When the silencing signal wins, the gene is silenced for good, or for at least 300 generations, which is how long Jose and his colleagues followed their laboratory-bred worms. Previous examples of epigenetic changes were more complex or they did not last more than a couple of generations. The researchers don’t yet know why the silencing signal only wins some of the time, but this new finding puts them in a much better position to explore the details of epigenetic inheritance than ever before.
“While we’ve found a set of genes that can be silenced almost permanently, most other genes are not affected the same way,” said the study’s other co-lead author, Pravrutha Raman (Ph.D. ’19, biological sciences), who is now a postdoctoral fellow at Fred Hutchinson Cancer Research Center. “After silencing, they bounce back and become expressed in future generations.”
With their new findings, the researchers now believe some genes could be more vulnerable to permanent epigenetic change while other genes recover within a few generations. Although studies in worms are not the same as in humans, the research provides a window into biological processes that are likely shared, at least in part, by all animals.
“The two big advantages we now have from this work are that this long-lasting epigenetic change is easy to induce through mating, and that it occurs at the level of a single gene,” Jose said. “Now we can manipulate this gene and control everything about it, which will allow us to determine what characteristics make a gene susceptible or resistant to heritable epigenetic change.”
Jose and his colleagues expect that future studies may one day help scientists identify human genes that are vulnerable to long-lasting epigenetic changes.

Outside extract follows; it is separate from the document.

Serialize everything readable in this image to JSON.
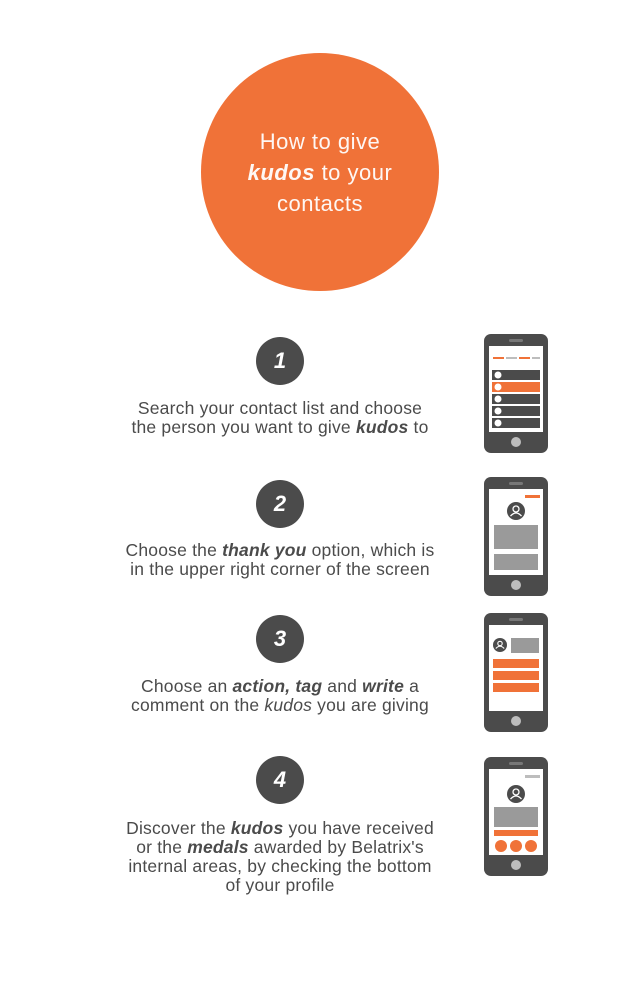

Reference: “Mating can initiate stable RNA silencing that overcomes epigenetic recovery” by Sindhuja Devanapally, Pravrutha Raman, Mary Chey, Samual Allgood, Farida Ettefa, Maïgane Diop, Yixin Lin, Yongyi E. Cho and Antony M. Jose, 9 July 2021, Nature Communications.
This work was supported by the National Institutes of Health (Award Nos. R01GM111457 and R01GM124356). The content of this article does not necessarily reflect the views of this organization.
Other authors of the study from UMD include biological sciences Ph.D. candidate Mary Chey, Samual Allgood (B.S. ’15, biological sciences), Farida Ettefa (B.S. ’18, biochemistry), Maïgane Diop (B.S. ’20, biological sciences), Yixin Lin (B.S. ’19, biological sciences; M.Ed. ’20), Yongyi E Cho (B.S. ’20, biological sciences; B.A. ’20, philosophy).